Heller and his team of approximately 25 people (and 25 support staff) started the project in September 2018, began producing it in September 2019, and finished it in June 201. “We produced the project in Argentina, using standard 3D animation tools,” he says. “Our toughest challenge was that it was done entirely during the pandemic. We were all remote and faced with the circumstances of the world. It was quite difficult. What I like the most is the music! I love how the music turned out!

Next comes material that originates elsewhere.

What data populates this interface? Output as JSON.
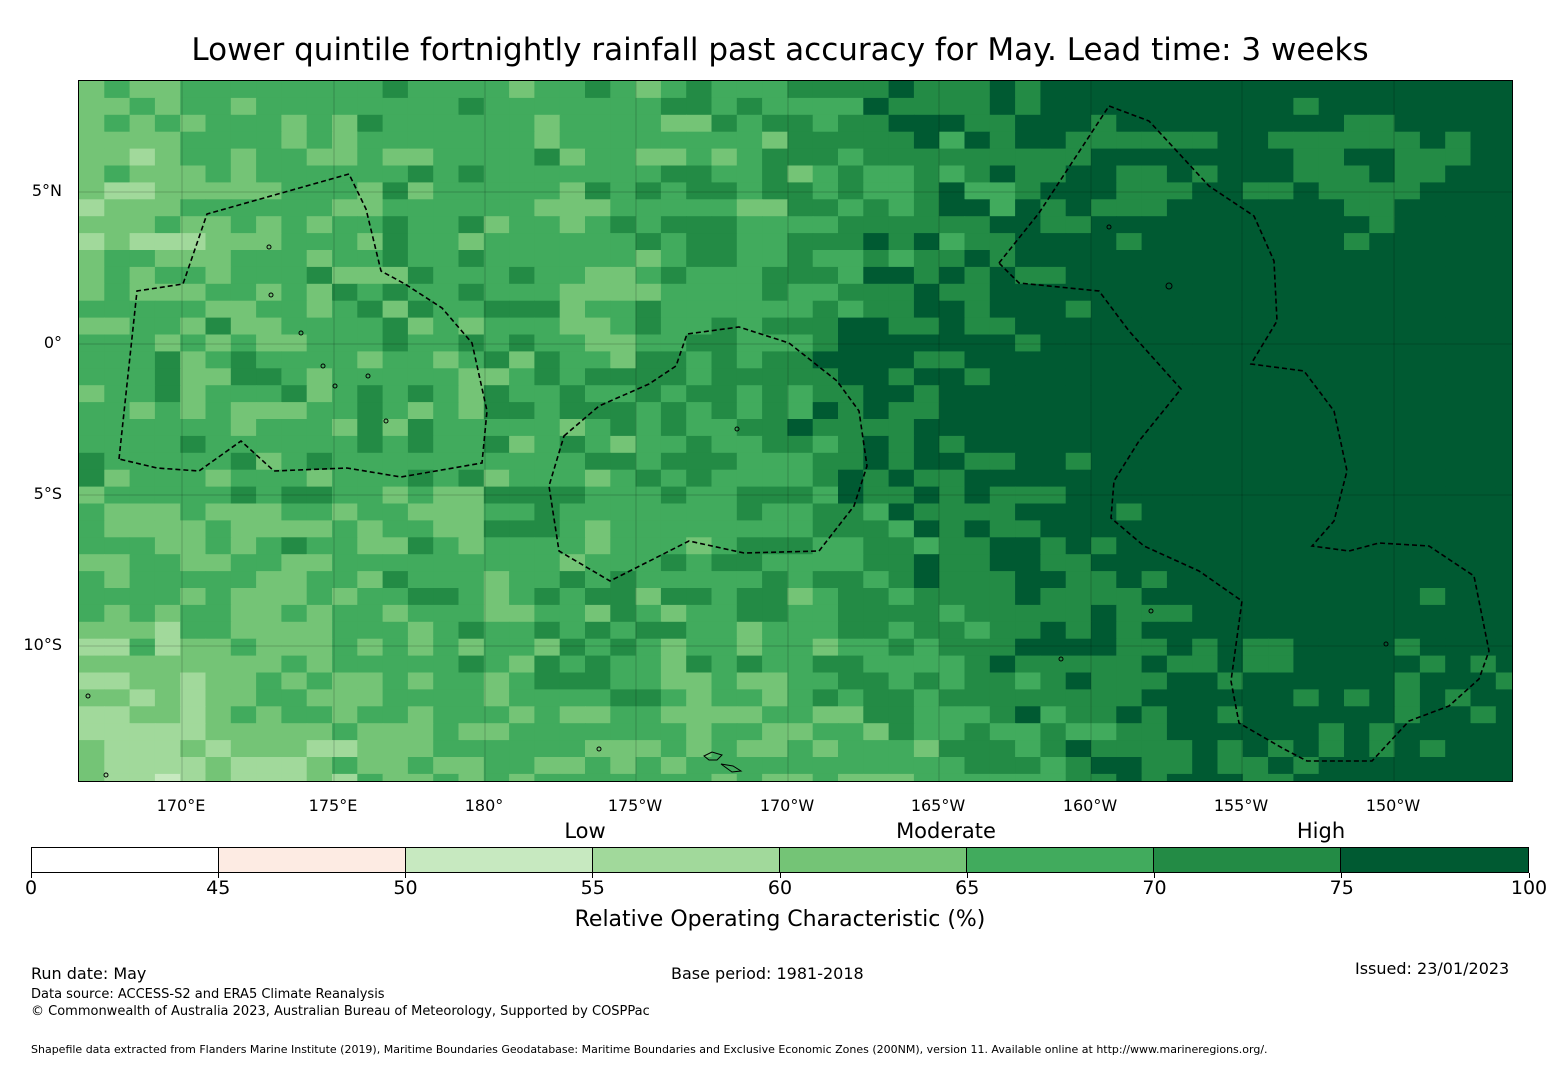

Asked about the state of virtual reality, Heller says: “It’s happening! When mixed reality hardware hits the streets, it will be a game changer. This is going to be a big jump in the VR timeline. In terms of advice for beginners, I would say, “Always try things inside the stand, inside the VR headset”. You might have great ideas that look amazing on paper or in your head…but when you build them inside virtual reality, it might not be what you expected. Storyboard VR in TiltBrush!”

Heller says he always knew he wanted to work in this brave new world. “I used to go to the supermarket with my mom and use karate to fight enemies in my imagination,” he recalled. “I’ve always wanted to bring fantasy to reality and that’s why virtual reality is exciting. But mixed reality is even more exciting. That’s what we’re going to do next. What I love about the working in virtual reality is that you’re always creating something that hasn’t really been done before. There can be innovation in any decision you make as a director. So many uncharted territories to discover. This makes it very exciting!